For your weekend reading, here’s a recap of five noteworthy stories that appeared on Data Center Knowledge this past week. Enjoy!
The New York Times Blasts “Cloud Factories” on Energy Use – It is telling that the New York Times, in today’s front-page story about the data center industry and its energy usage, begins with an anecdote from 2006. The Times describes a moment when Facebook engineers had to race to local retail stores to buy fans to prevent its servers from overheating. It’s the kind of anecdote most people in the industry have heard – but not in the last five years.
Google Provisions Wind Power in Oklahoma – In Oklahoma, when the wind comes sweepin’ down the plain, it will power Google’s servers. The giant Internet company today has cut a deal with a local utility to provide wind energy for the power grid supporting a large Google data center in Pryor, Oklahoma. The environmental group Greenpeace hailed the agreement as a model for how cloud computing firms can influence electric utilities to boost their use of renewable energy.
Report Sees 40 Percent Growth for Pre-Fab Data Centers – Shipments of containerized data centers are forecast to grow 40 percent in 2013 compared to 2012, following a near doubling of the market in 2012, according to a new report from IMS Research. Containerized solutions have been around since 2005, but IMS says it’s only in the last two years has the market for modular designs has begun to establish itself.
Key Internet Intersection Hits 2 Terabits of Traffic Per Second – How much data is flowing through the Internet’s largest pipes? One of the network’s major intersections is the DE-CIX Internet exchange in Frankfurt, Germany, which reported last week that it has reached a new data throughput record of 2 terabits per second.
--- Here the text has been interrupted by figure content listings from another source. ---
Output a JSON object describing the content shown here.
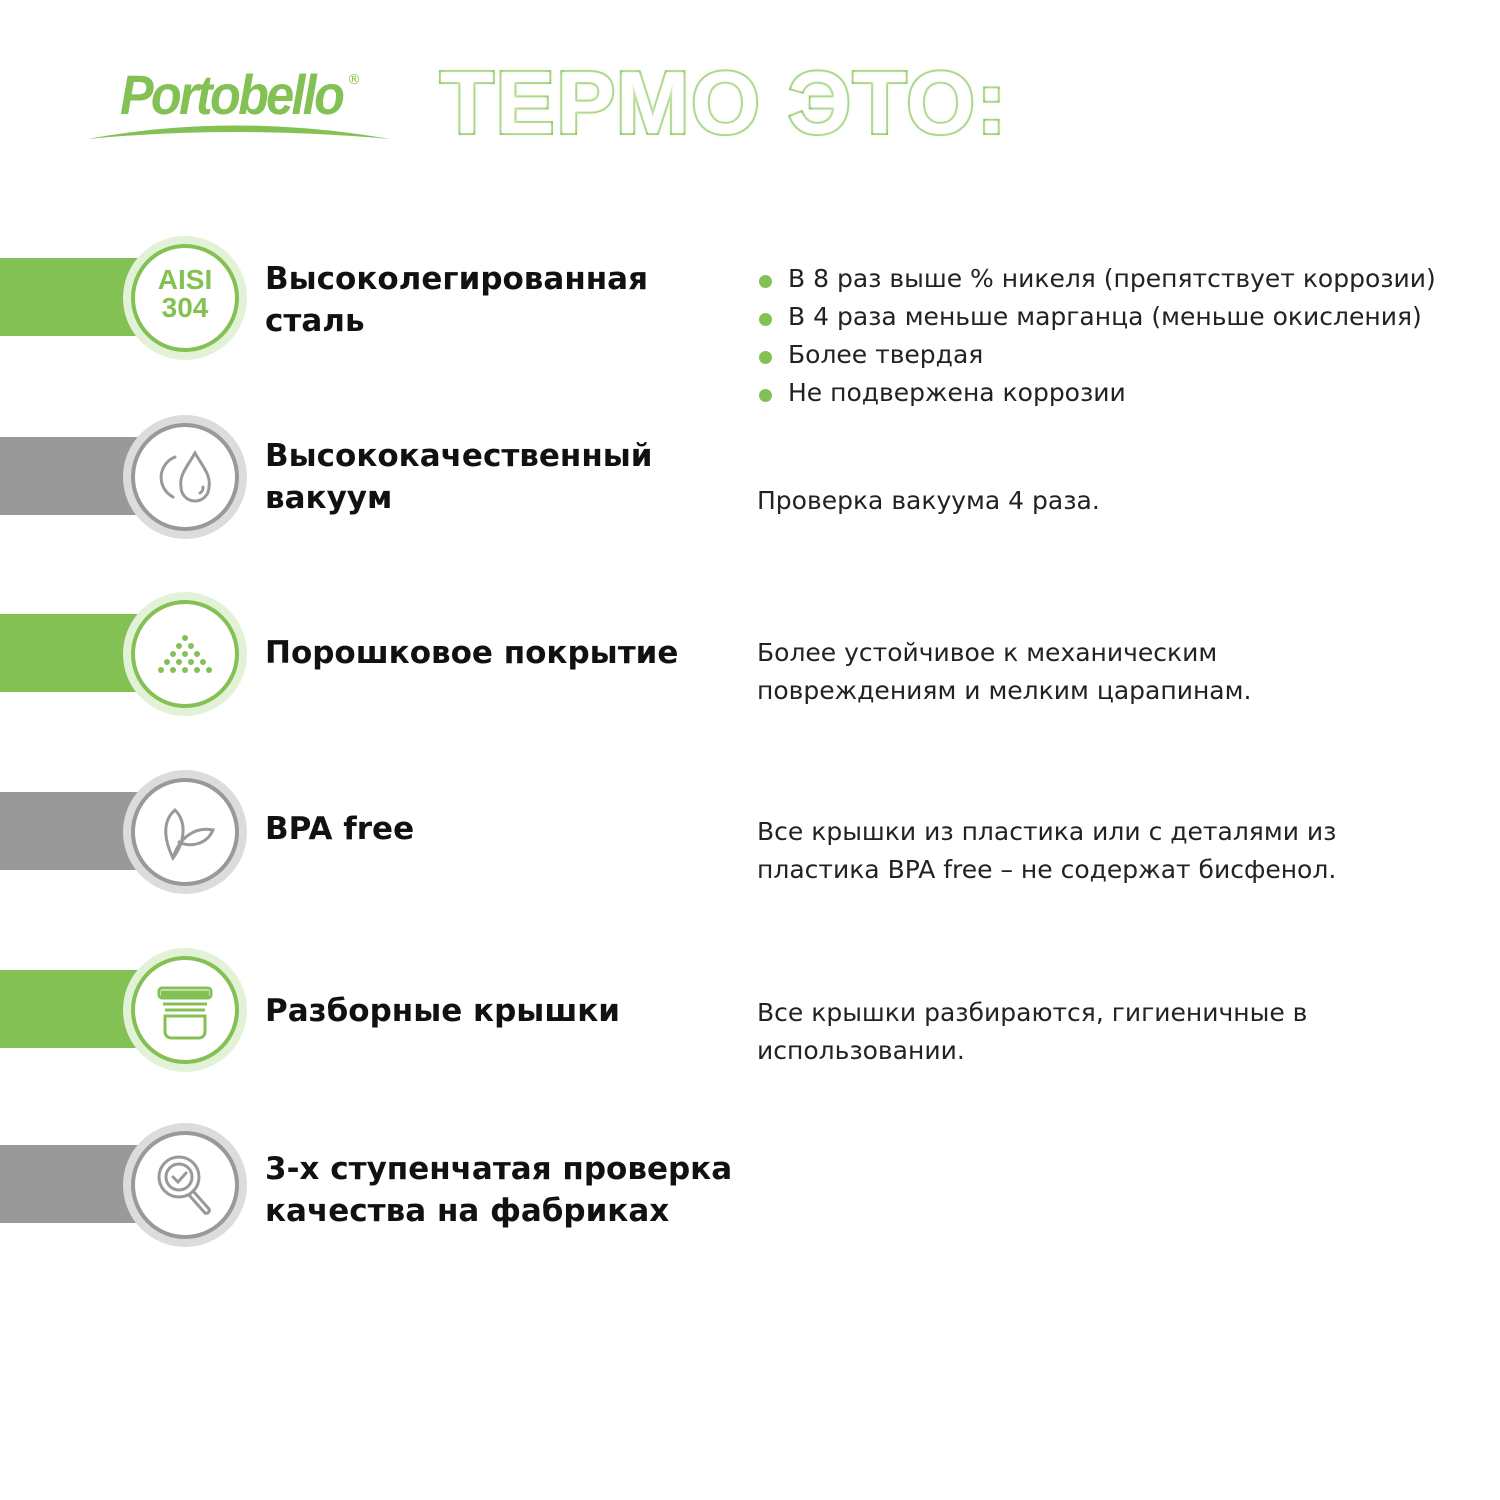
{
  "logo": {
    "text": "Portobello",
    "registered": "®"
  },
  "headline": "ТЕРМО ЭТО:",
  "colors": {
    "green": "#84c155",
    "gray": "#999999"
  },
  "features": [
    {
      "title": "Высоколегированная сталь",
      "icon": "aisi-304-badge",
      "icon_text": "AISI 304",
      "bullets": [
        "В 8 раз выше % никеля (препятствует коррозии)",
        "В 4 раза меньше марганца (меньше окисления)",
        "Более твердая",
        "Не подвержена коррозии"
      ]
    },
    {
      "title": "Высококачественный вакуум",
      "icon": "water-drop-icon",
      "description": "Проверка вакуума 4 раза."
    },
    {
      "title": "Порошковое покрытие",
      "icon": "powder-dots-icon",
      "description": "Более устойчивое к механическим повреждениям и мелким царапинам."
    },
    {
      "title": "BPA free",
      "icon": "leaf-icon",
      "description": "Все крышки из пластика или с деталями из пластика BPA free – не содержат бисфенол."
    },
    {
      "title": "Разборные крышки",
      "icon": "lid-icon",
      "description": "Все крышки разбираются, гигиеничные в использовании."
    },
    {
      "title": "3-х ступенчатая проверка качества на фабриках",
      "icon": "magnifier-check-icon"
    }
  ]
}
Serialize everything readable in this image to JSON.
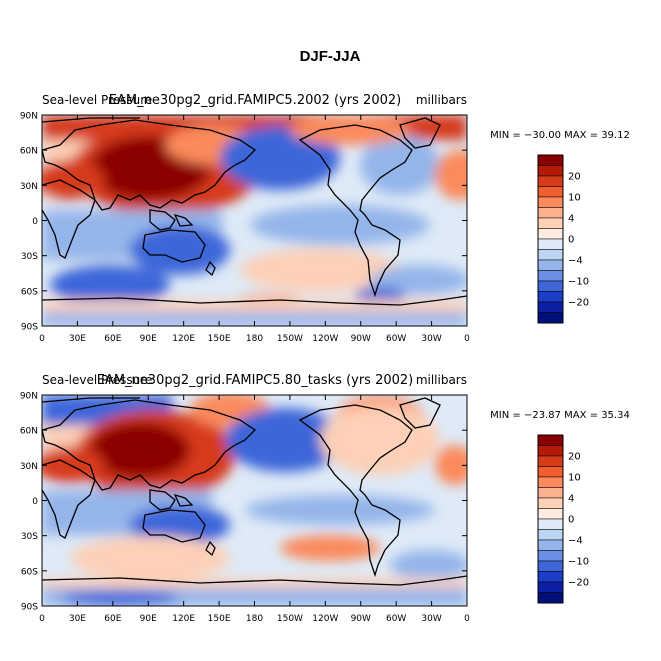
{
  "figure": {
    "title": "DJF-JJA"
  },
  "chart_data": [
    {
      "type": "heatmap",
      "left_title": "Sea-level Pressure",
      "center_title": "EAM_ne30pg2_grid.FAMIPC5.2002 (yrs 2002)",
      "units": "millibars",
      "min_max_text": "MIN = −30.00  MAX =  39.12",
      "min": -30.0,
      "max": 39.12,
      "y_ticks": [
        "90N",
        "60N",
        "30N",
        "0",
        "30S",
        "60S",
        "90S"
      ],
      "x_ticks": [
        "0",
        "30E",
        "60E",
        "90E",
        "120E",
        "150E",
        "180",
        "150W",
        "120W",
        "90W",
        "60W",
        "30W",
        "0"
      ]
    },
    {
      "type": "heatmap",
      "left_title": "Sea-level Pressure",
      "center_title": "EAM_ne30pg2_grid.FAMIPC5.80_tasks (yrs 2002)",
      "units": "millibars",
      "min_max_text": "MIN = −23.87  MAX =  35.34",
      "min": -23.87,
      "max": 35.34,
      "y_ticks": [
        "90N",
        "60N",
        "30N",
        "0",
        "30S",
        "60S",
        "90S"
      ],
      "x_ticks": [
        "0",
        "30E",
        "60E",
        "90E",
        "120E",
        "150E",
        "180",
        "150W",
        "120W",
        "90W",
        "60W",
        "30W",
        "0"
      ]
    }
  ],
  "colorbar": {
    "labels": [
      "20",
      "10",
      "4",
      "0",
      "−4",
      "−10",
      "−20"
    ],
    "colors": [
      "#8b0000",
      "#b21c07",
      "#d63b1a",
      "#f15e2f",
      "#fb8a5c",
      "#fcb08f",
      "#fdd0b7",
      "#fdecdf",
      "#deeaf7",
      "#bcd4f1",
      "#94b5ea",
      "#6a90e3",
      "#3e66d9",
      "#1d3fc7",
      "#0c20a5",
      "#00107a"
    ]
  },
  "map_colors": {
    "deep_red": "#8b0000",
    "red": "#d63b1a",
    "orange": "#fb8a5c",
    "light_orange": "#fdd0b7",
    "pale_blue": "#deeaf7",
    "light_blue": "#94b5ea",
    "blue": "#3e66d9",
    "deep_blue": "#0c20a5",
    "coast": "#000000"
  }
}
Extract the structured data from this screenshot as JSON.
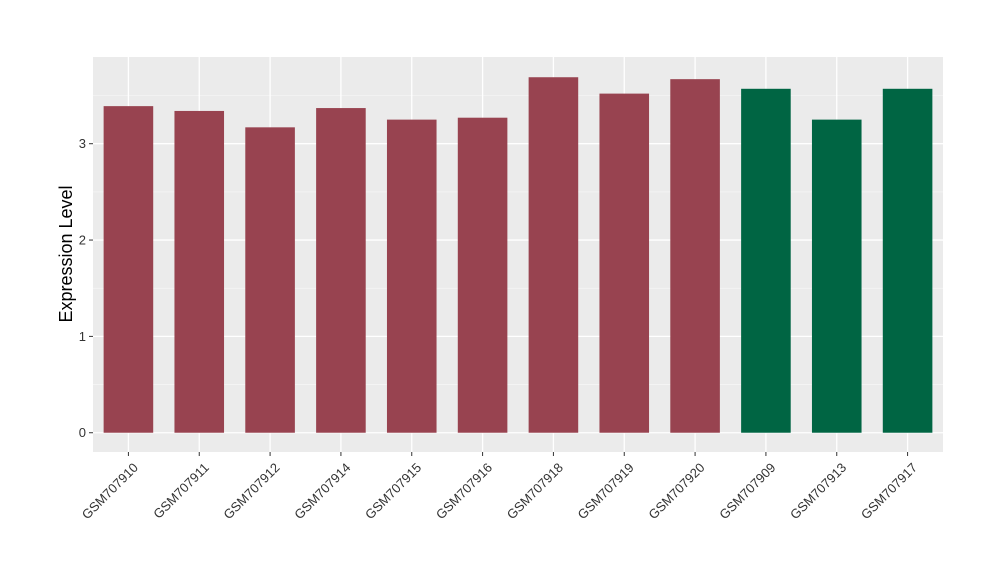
{
  "chart_data": {
    "type": "bar",
    "title": "",
    "xlabel": "",
    "ylabel": "Expression Level",
    "ylim": [
      -0.2,
      3.9
    ],
    "yticks": [
      0,
      1,
      2,
      3
    ],
    "ytick_labels": [
      "0",
      "1",
      "2",
      "3"
    ],
    "grid": true,
    "background": "#EBEBEB",
    "categories": [
      "GSM707910",
      "GSM707911",
      "GSM707912",
      "GSM707914",
      "GSM707915",
      "GSM707916",
      "GSM707918",
      "GSM707919",
      "GSM707920",
      "GSM707909",
      "GSM707913",
      "GSM707917"
    ],
    "values": [
      3.39,
      3.34,
      3.17,
      3.37,
      3.25,
      3.27,
      3.69,
      3.52,
      3.67,
      3.57,
      3.25,
      3.57
    ],
    "bar_colors": [
      "#984350",
      "#984350",
      "#984350",
      "#984350",
      "#984350",
      "#984350",
      "#984350",
      "#984350",
      "#984350",
      "#006543",
      "#006543",
      "#006543"
    ]
  }
}
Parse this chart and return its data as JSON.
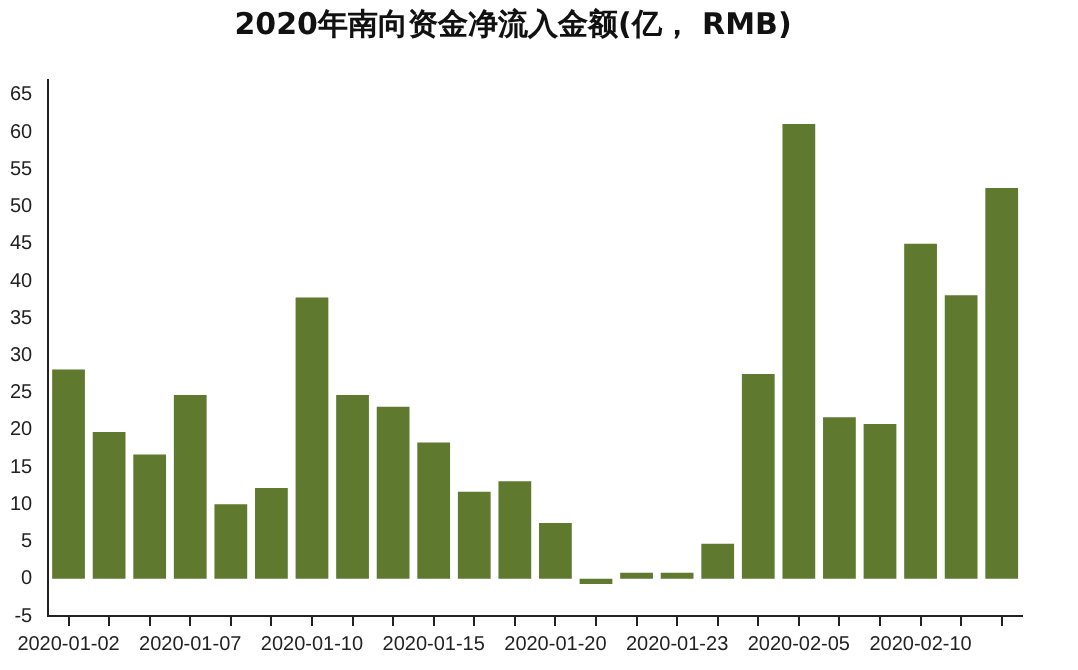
{
  "chart_data": {
    "type": "bar",
    "title": "2020年南向资金净流入金额(亿， RMB)",
    "categories": [
      "2020-01-02",
      null,
      null,
      "2020-01-07",
      null,
      null,
      "2020-01-10",
      null,
      null,
      "2020-01-15",
      null,
      null,
      "2020-01-20",
      null,
      null,
      "2020-01-23",
      null,
      null,
      "2020-02-05",
      null,
      null,
      "2020-02-10",
      null,
      null
    ],
    "values": [
      28.1,
      19.7,
      16.7,
      24.7,
      10,
      12.2,
      37.8,
      24.7,
      23.1,
      18.3,
      11.7,
      13.1,
      7.5,
      -0.7,
      0.8,
      0.8,
      4.7,
      27.5,
      61.1,
      21.7,
      20.8,
      45,
      38.1,
      52.5
    ],
    "color": "#5f7a2e",
    "ylim": [
      -5,
      67
    ],
    "yticks": [
      -5,
      0,
      5,
      10,
      15,
      20,
      25,
      30,
      35,
      40,
      45,
      50,
      55,
      60,
      65
    ],
    "grid": false,
    "legend": false
  }
}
More than 480 Internet service providers from over 50 countries are currently connected to DE-CIX, where each day they exchange more than 12 petabyte of data – a volume corresponding to 2.7 million DVDs.
Microsoft’s Energy Practices in Quincy Under Fire – Is Microsoft reducing its data center energy usage because it’s the right thing to do for the environment and local communities, or only to save money? The company’s commitment to sustainability was challenged by a report Monday that it was prepared to waste tens of megawatts of electricity at its Quincy, Washington data center in order to reduce a potential fine from the local utility.